The biopsy consisted of a good sample, contained multiple cores of tissue and more than 20 glomeruli.  

The glomeruli were very unremarkable by light microscopy – loops were open, with regular contours, and no signs of proliferation.   Amyloid deposits were not identified in the glomeruli.

The tubulointerstitium showed signs of tubular injury, with marked cytoplasmic vacuolization, but no other significant changes were noted.

Finally, upon close examination of blood vessels, the clinician’s fears proved justified.  In only two small arterioles, there were minimal amounts of amyloid deposits, identified on Congo red stained sections.

The diagnosis of amyloidosis in this case was subtle, but not necessarily unexpected.  However, a diagnosis of amyloidosis is only partially complete once the amyloid is found.  Determining the type of amyloid is as important as finding amyloid on the renal biopsy, if not more so.

With that in mind, our pathologist looked carefully on immunofluorescence sections, as AL amyloidosis could be proved if kappa or lambda light chains were restricted.   And lambda light chain restriction was indeed present, but not as expected. Lambda light chain restriction was limited to protein droplets in proximal tubuli – light chain proximal tubulopathy. And, amyloid deposits could not be seen on darkfield examination.

Now, the pathologist had reached a conundrum in the biopsy – there is amyloid but not definitely proved to be associated to light chain (AL amyloidosis). On the other hand, there is light chain restriction, but not in a pattern of amyloid deposition.  What to do?

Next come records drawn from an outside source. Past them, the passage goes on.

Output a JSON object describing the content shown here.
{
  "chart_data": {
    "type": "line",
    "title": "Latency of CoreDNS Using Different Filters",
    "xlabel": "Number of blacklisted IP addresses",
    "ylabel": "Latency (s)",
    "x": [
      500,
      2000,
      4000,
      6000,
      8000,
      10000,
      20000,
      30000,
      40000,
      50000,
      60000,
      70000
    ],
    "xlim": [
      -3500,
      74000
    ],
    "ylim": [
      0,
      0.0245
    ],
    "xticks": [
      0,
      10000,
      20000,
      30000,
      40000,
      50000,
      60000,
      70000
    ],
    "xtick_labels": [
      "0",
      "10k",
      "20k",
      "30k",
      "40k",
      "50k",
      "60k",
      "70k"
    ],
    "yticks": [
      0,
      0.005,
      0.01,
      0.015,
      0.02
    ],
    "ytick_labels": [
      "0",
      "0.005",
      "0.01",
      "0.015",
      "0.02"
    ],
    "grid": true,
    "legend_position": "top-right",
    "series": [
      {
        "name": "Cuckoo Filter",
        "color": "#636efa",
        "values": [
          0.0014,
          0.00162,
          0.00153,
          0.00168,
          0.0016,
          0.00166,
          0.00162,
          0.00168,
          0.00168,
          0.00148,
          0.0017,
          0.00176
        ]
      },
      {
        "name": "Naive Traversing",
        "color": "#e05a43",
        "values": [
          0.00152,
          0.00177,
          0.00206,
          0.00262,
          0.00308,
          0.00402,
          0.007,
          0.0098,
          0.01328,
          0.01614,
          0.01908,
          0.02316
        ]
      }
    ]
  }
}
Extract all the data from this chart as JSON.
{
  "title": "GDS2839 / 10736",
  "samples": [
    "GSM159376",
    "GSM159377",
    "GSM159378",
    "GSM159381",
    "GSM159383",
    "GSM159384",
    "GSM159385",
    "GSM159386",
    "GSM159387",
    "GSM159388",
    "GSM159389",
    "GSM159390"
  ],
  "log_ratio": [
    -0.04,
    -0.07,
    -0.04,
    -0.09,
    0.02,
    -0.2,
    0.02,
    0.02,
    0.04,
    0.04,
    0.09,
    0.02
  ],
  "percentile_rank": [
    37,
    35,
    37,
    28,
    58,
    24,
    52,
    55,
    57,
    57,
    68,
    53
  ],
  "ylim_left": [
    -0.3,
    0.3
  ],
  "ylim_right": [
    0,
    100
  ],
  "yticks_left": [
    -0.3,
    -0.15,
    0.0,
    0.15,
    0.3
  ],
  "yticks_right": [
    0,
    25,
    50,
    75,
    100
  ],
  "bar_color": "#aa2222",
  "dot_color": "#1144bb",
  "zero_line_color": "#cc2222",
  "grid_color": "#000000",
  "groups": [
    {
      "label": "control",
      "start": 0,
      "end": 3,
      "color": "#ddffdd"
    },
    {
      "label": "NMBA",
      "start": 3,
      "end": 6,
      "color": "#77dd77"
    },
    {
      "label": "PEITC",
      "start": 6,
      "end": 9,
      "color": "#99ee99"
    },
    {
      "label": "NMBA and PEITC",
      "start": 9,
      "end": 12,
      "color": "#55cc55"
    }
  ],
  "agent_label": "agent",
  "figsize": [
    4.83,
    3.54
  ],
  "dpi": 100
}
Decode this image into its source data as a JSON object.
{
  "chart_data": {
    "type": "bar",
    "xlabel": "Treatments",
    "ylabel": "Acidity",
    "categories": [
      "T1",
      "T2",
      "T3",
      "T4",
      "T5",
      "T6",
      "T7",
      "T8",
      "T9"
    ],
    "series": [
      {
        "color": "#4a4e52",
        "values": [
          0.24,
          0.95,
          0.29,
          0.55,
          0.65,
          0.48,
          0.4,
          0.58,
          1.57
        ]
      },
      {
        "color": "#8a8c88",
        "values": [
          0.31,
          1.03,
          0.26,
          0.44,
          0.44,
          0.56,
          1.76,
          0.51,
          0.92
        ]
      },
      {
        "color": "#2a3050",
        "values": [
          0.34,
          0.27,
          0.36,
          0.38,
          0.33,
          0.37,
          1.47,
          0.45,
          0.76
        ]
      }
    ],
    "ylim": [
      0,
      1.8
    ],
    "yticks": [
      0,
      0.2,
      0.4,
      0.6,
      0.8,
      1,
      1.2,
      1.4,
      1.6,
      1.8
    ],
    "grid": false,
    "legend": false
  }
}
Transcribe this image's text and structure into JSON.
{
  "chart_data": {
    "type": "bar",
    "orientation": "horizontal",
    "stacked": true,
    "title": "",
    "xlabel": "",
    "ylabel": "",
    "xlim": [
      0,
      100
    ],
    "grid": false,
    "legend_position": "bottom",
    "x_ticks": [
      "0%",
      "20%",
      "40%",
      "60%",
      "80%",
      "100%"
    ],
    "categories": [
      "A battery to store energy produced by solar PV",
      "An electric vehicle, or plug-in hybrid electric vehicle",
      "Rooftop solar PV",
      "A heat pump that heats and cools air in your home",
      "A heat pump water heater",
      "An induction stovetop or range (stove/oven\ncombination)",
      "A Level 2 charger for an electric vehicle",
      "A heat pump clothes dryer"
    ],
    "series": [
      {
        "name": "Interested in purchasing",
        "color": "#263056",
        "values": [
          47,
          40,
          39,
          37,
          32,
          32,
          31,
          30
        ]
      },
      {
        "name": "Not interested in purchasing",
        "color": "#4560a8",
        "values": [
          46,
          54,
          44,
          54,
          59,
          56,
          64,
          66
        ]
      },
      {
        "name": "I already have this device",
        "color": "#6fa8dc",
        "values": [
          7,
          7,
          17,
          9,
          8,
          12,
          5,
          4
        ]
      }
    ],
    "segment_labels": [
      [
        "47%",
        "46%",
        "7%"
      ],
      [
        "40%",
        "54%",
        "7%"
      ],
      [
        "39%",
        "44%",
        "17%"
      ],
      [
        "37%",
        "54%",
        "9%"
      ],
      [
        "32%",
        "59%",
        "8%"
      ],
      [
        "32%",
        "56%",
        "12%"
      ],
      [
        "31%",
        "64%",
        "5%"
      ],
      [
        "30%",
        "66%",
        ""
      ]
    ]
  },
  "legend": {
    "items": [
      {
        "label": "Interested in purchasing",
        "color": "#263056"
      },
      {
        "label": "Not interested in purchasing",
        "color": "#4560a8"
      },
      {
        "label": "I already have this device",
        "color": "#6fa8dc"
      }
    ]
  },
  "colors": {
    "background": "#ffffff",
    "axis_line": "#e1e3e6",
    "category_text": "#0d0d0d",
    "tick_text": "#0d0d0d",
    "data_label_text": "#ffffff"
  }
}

Digging deeper was the answer, but required careful consideration.  We needed to identify the presence of amyloid by immunofluorescence, so we could then see if it was light chain restricted. Therefore, we did the unusual step of staining the frozen material (used routinely on immunofluorescence) with a Congo red stain (used routinely on paraffin embedded tissue for light microscopy), along with new sections of kappa and lambda light chains cut in serial after the Congo red. This would allow us to better identify any small deposits of amyloid, and be able to confirm light chain restriction, if present.


Our efforts were worthwhile, and with this triad of stains, a diagnosis of AL amyloidosis, lambda light chain type, was given.  Multiple steps and three stains unlocked this dilemma – maybe good things come in threes.